Update README.md

aee3df5 verified about 1 month ago

5.69 kB

	---
	library_name: transformers
	tags:
	- llama-3.2
	- causal-lm
	- code
	- python
	- peft
	- qlora
	---

	# Model Card for llama32-1b-python-docstrings-qlora

	A parameter-efficiently fine-tuned adapter on top of `meta-llama/Llama-3.2-1B-Instruct` for generating concise one-line Python docstrings from function bodies.

	## Model Details

	### Model Description

	- Developed by: Abdullah Al-Housni
	- Model type: Causal language model with LoRA/QLoRA adapters
	- Language(s): Python code as input, English docstrings as output
	- License: Same as `meta-llama/Llama-3.2-1B-Instruct` (Meta Llama 3.2 Community License)
	- Finetuned from model: `meta-llama/Llama-3.2-1B-Instruct`

	The model is trained to take a Python function definition and generate a concise, one-line docstring describing what the function does.

	## Uses

	### Direct Use

	- Automatically generate one-line Python docstrings for functions.
	- Improve or bootstrap documentation in Python codebases.
	- Educational use for learning how to summarize code behavior.

	Typical usage pattern:
	- Input: Python function body (source code).
	- Output: Single-sentence English description suitable as a docstring.

	### Out-of-Scope Use

	- Generating full, multi-paragraph API documentation.
	- Security auditing or correctness guarantees for code.
	- Use outside Python (e.g., other programming languages) without additional fine-tuning.
	- Any safety-critical application where incorrect summaries could cause harm.

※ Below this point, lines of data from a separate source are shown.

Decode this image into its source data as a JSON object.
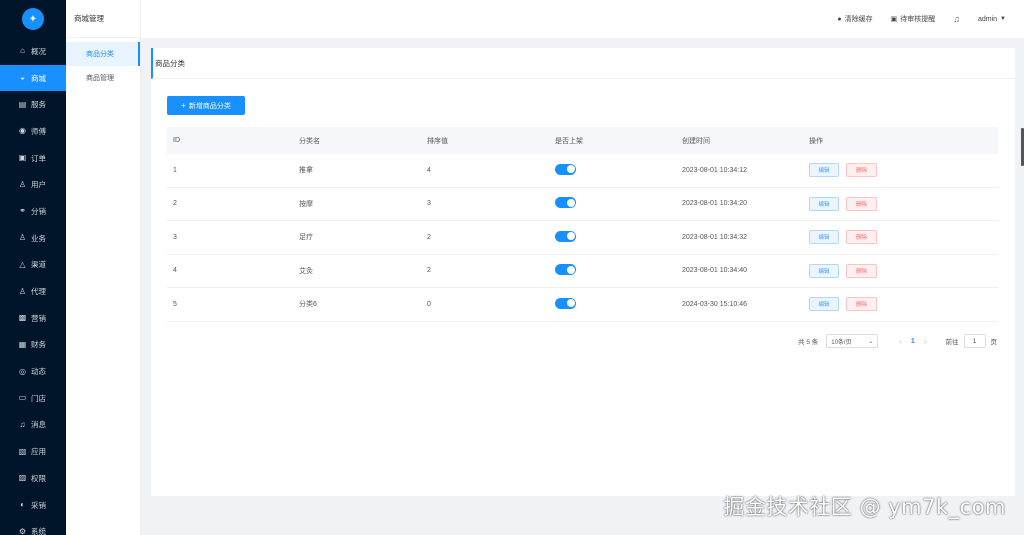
{
  "sidebar": {
    "items": [
      {
        "label": "概况",
        "icon": "home-icon",
        "glyph": "⌂"
      },
      {
        "label": "商城",
        "icon": "shop-bag-icon",
        "glyph": "◒"
      },
      {
        "label": "服务",
        "icon": "service-icon",
        "glyph": "▤"
      },
      {
        "label": "师傅",
        "icon": "worker-icon",
        "glyph": "◉"
      },
      {
        "label": "订单",
        "icon": "order-icon",
        "glyph": "▣"
      },
      {
        "label": "用户",
        "icon": "user-icon",
        "glyph": "♙"
      },
      {
        "label": "分销",
        "icon": "distribution-icon",
        "glyph": "⚭"
      },
      {
        "label": "业务",
        "icon": "business-icon",
        "glyph": "♙"
      },
      {
        "label": "渠道",
        "icon": "channel-icon",
        "glyph": "△"
      },
      {
        "label": "代理",
        "icon": "agent-icon",
        "glyph": "♙"
      },
      {
        "label": "营销",
        "icon": "marketing-icon",
        "glyph": "▩"
      },
      {
        "label": "财务",
        "icon": "finance-icon",
        "glyph": "▦"
      },
      {
        "label": "动态",
        "icon": "dynamic-icon",
        "glyph": "◎"
      },
      {
        "label": "门店",
        "icon": "store-icon",
        "glyph": "▭"
      },
      {
        "label": "消息",
        "icon": "bell-icon",
        "glyph": "♫"
      },
      {
        "label": "应用",
        "icon": "app-icon",
        "glyph": "▧"
      },
      {
        "label": "权限",
        "icon": "permission-icon",
        "glyph": "▨"
      },
      {
        "label": "采销",
        "icon": "purchase-icon",
        "glyph": "◐"
      },
      {
        "label": "系统",
        "icon": "system-icon",
        "glyph": "⚙"
      }
    ],
    "active_index": 1
  },
  "submenu": {
    "title": "商城管理",
    "items": [
      "商品分类",
      "商品管理"
    ]
  },
  "header": {
    "clear_cache": "清除缓存",
    "notify": "待审核提醒",
    "user": "admin"
  },
  "card": {
    "title": "商品分类",
    "add_button": "新增商品分类"
  },
  "table": {
    "headers": [
      "ID",
      "分类名",
      "排序值",
      "是否上架",
      "创建时间",
      "操作"
    ],
    "rows": [
      {
        "id": "1",
        "name": "推拿",
        "sort": "4",
        "date": "2023-08-01 10:34:12",
        "enabled": true
      },
      {
        "id": "2",
        "name": "按摩",
        "sort": "3",
        "date": "2023-08-01 10:34:20",
        "enabled": true
      },
      {
        "id": "3",
        "name": "足疗",
        "sort": "2",
        "date": "2023-08-01 10:34:32",
        "enabled": true
      },
      {
        "id": "4",
        "name": "艾灸",
        "sort": "2",
        "date": "2023-08-01 10:34:40",
        "enabled": true
      },
      {
        "id": "5",
        "name": "分类6",
        "sort": "0",
        "date": "2024-03-30 15:10:46",
        "enabled": true
      }
    ],
    "edit_label": "编辑",
    "delete_label": "删除"
  },
  "pager": {
    "total": "共 5 条",
    "page_size": "10条/页",
    "current": "1",
    "goto": "前往",
    "goto_value": "1",
    "page_unit": "页"
  },
  "watermark": "掘金技术社区 @ ym7k_com",
  "colors": {
    "primary": "#1890ff",
    "sidebar_bg": "#001529",
    "danger": "#f56c6c"
  }
}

	## Bias, Risks, and Limitations

	- The model can produce incorrect or incomplete summaries, especially for complex or ambiguous functions.
	- It may imitate noisy or low-quality patterns from the training data (e.g., overly short or cryptic docstrings).
	- It does not understand project-specific context, invariants, or business logic; outputs should be reviewed by a human developer.

	### Recommendations

	- Use the model as an assistive tool, not an authoritative source.
	- Always review and edit generated docstrings before committing to production code.
	- For non-Python or highly domain-specific code, consider additional fine-tuning on in-domain examples.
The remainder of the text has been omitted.